Los jueces han medido el ruido con los huevos fritos y las puñetas, y han dicho: no más de 55 decibelios en una de las islas afortunadas. Consideran en sentencia que el sosiego es uno de los derechos humanos, incluso cuando hay luna llena y Africa baila. El alcalde de Santa Cruz denuncia que unos Carnavales que tienen más de 200 años han sido mutilados. Con una mojiganga con la que no ha podido ni el hambre, ni la emigración, ni la Guerra Civil, ni la dictadura, ha podido un juez. A los magistrados les es imposible procesar al silencio. Ya dijo alguien que lo más terrible de las sirenas y de los indios no es su canto, sino su sigilo.
En España hablamos, reímos y bailamos alto, y eso que ya no hablamos desde el fondo de un pozo. Los pájaros visitan al psiquiatra, no sólo en Madrid, y hasta la muerte camina en ambulancias estridentes. Pero también es cierto que un rompiente de moralismo, de prohibiciones y puritanismo acosa a los contribuyentes que no pueden ni plajear ni comer tocino, y con el tiempo tampoco podrán pegarle al zumo de uva, aunque gracias al zapaterismo podrán vestirse de dominó y de Cleopatra.
Allá donde la mar océana talla cinturas con donaire y cuellos de garza, el bipartidismo en plena corrupción, de Don Carnal y Doña Cuaresma, Don Repollo y Doña Berza, se han enredado con Don Nabo y Don Ropón. En política, todo el año sigue siendo Carnaval, como cuando el columnista se saltó la tapa de los sesos.

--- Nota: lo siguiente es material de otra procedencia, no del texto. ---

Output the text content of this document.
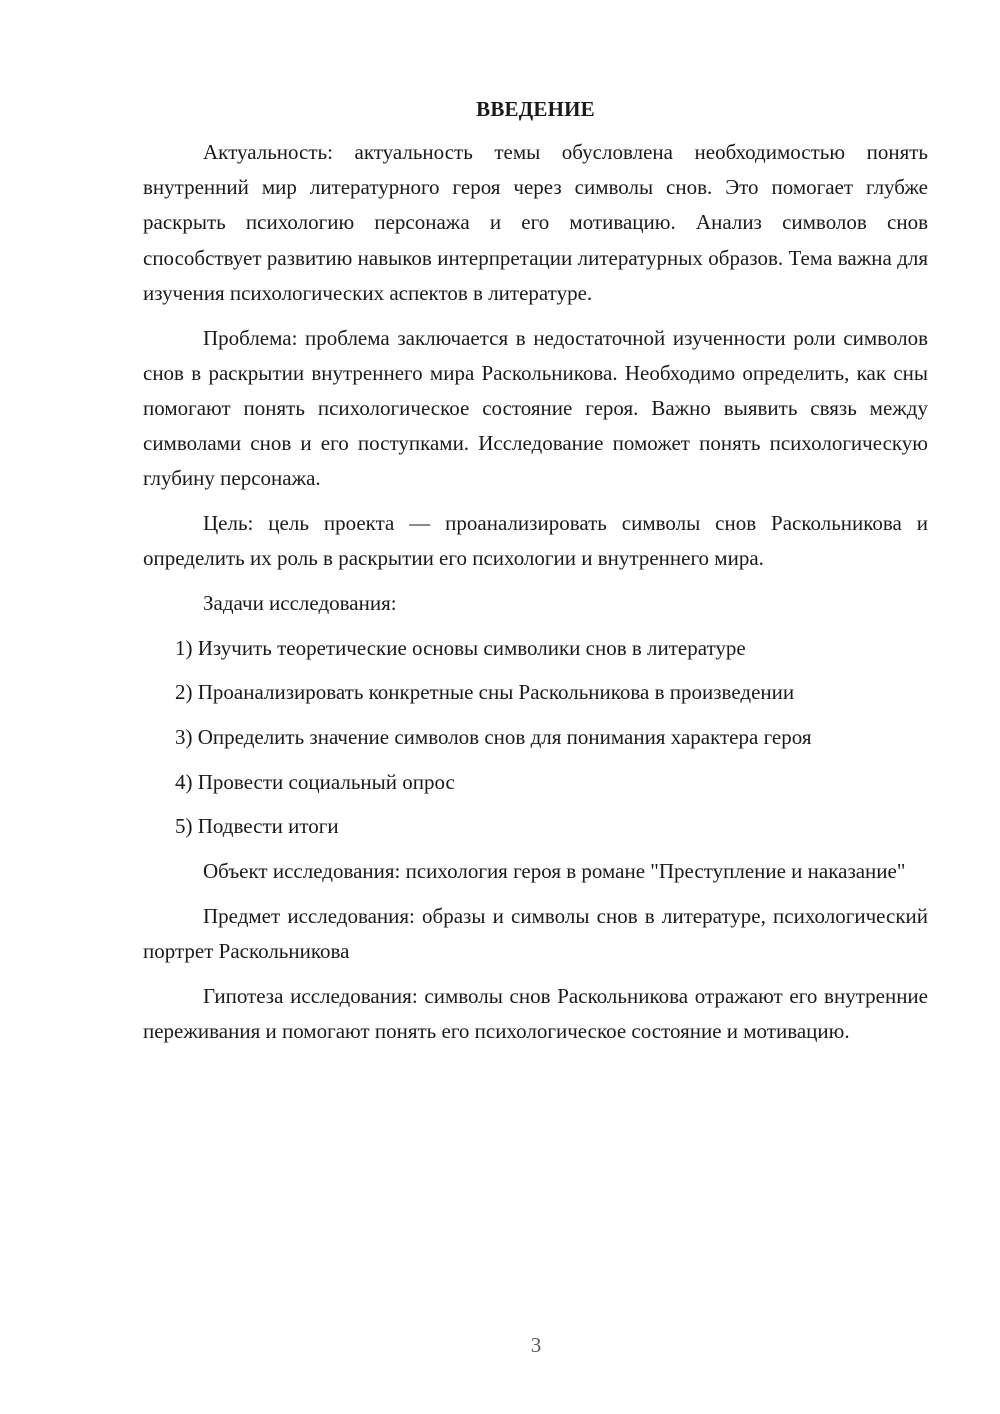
ВВЕДЕНИЕ

Актуальность: актуальность темы обусловлена необходимостью понять внутренний мир литературного героя через символы снов. Это помогает глубже раскрыть психологию персонажа и его мотивацию. Анализ символов снов способствует развитию навыков интерпретации литературных образов. Тема важна для изучения психологических аспектов в литературе.

Проблема: проблема заключается в недостаточной изученности роли символов снов в раскрытии внутреннего мира Раскольникова. Необходимо определить, как сны помогают понять психологическое состояние героя. Важно выявить связь между символами снов и его поступками. Исследование поможет понять психологическую глубину персонажа.

Цель: цель проекта — проанализировать символы снов Раскольникова и определить их роль в раскрытии его психологии и внутреннего мира.

Задачи исследования:

1) Изучить теоретические основы символики снов в литературе

2) Проанализировать конкретные сны Раскольникова в произведении

3) Определить значение символов снов для понимания характера героя

4) Провести социальный опрос

5) Подвести итоги

Объект исследования: психология героя в романе "Преступление и наказание"

Предмет исследования: образы и символы снов в литературе, психологический портрет Раскольникова

Гипотеза исследования: символы снов Раскольникова отражают его внутренние переживания и помогают понять его психологическое состояние и мотивацию.

3
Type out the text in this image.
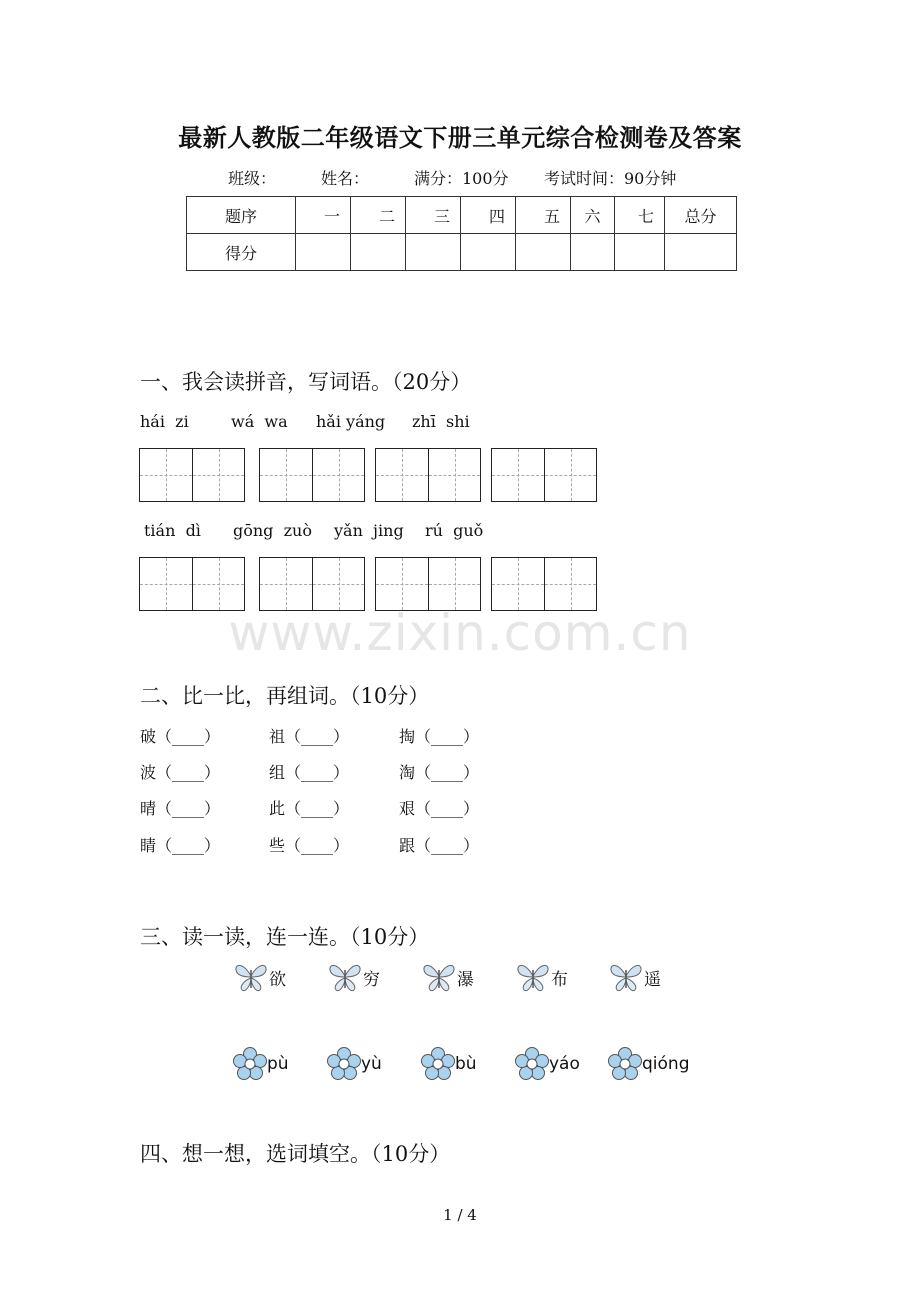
最新人教版二年级语文下册三单元综合检测卷及答案
班级：	姓名：	满分：100分 考试时间：90分钟
题序	一	二	三	四	五	六	七	总分
得分								
一、我会读拼音，写词语。（20分）
hái  zi	wá  wa hǎi yáng zhī  shi
tián  dì gōng  zuò yǎn  jing rú  guǒ
www.zixin.com.cn
二、比一比，再组词。（10分）
破（____）	祖（____）	掏（____）
波（____）	组（____）	淘（____）
晴（____）	此（____）	艰（____）
睛（____）	些（____）	跟（____）
三、读一读，连一连。（10分）
欲	穷	瀑	布	遥
pù	yù	bù	yáo	qióng
四、想一想，选词填空。（10分）
1 / 4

Y eso que desde hace 600 años, antes de los ayunos de la cuaresma, paseaban las muy hermosas endrinas por la plaza y los arciprestes de mula aprovechaban el Carnaval para retozar a las serranas en las chozas.
A las autoridades nunca les gustaron ni las máscaras ni las terribles murgas; en el uso de los antifaces puede rastrearse el deseo de escaparse de la identidad y de la conducta. A los poderes siempre les inquietaron los monigotes de paja, los enanos, los peleles y las chirigotas. Les desasosiega la sátira política. Piensan que la risa es una locura, como la ira. El Carnaval, aunque sea de concejales, subvencionado, siempre es una mofa al poder. No hay autoridad que no tema a las carnestolendas.
España de Carnaval vestida ya no es la de charanga y pandereta. La gente exige su derecho a la fiesta y al silencio nocturno, lo cual es una contradicción en los términos. El sosiego, en la sociedad de la opulencia, es un derecho; si el ruido provoca insomnio, infartos y sordera, evitemos el zumbido de los botellones y de los Carnavales, y evitemos, también, esa algarabía, ese desenfreno, esa rechifla, entre ropones, tertulianos, políticos.
Los dos partidos y los gnomos, andan a garrotazos y ese ruido perjudica más a la salud que el rock, las motos, los truenos y la música del Carnaval.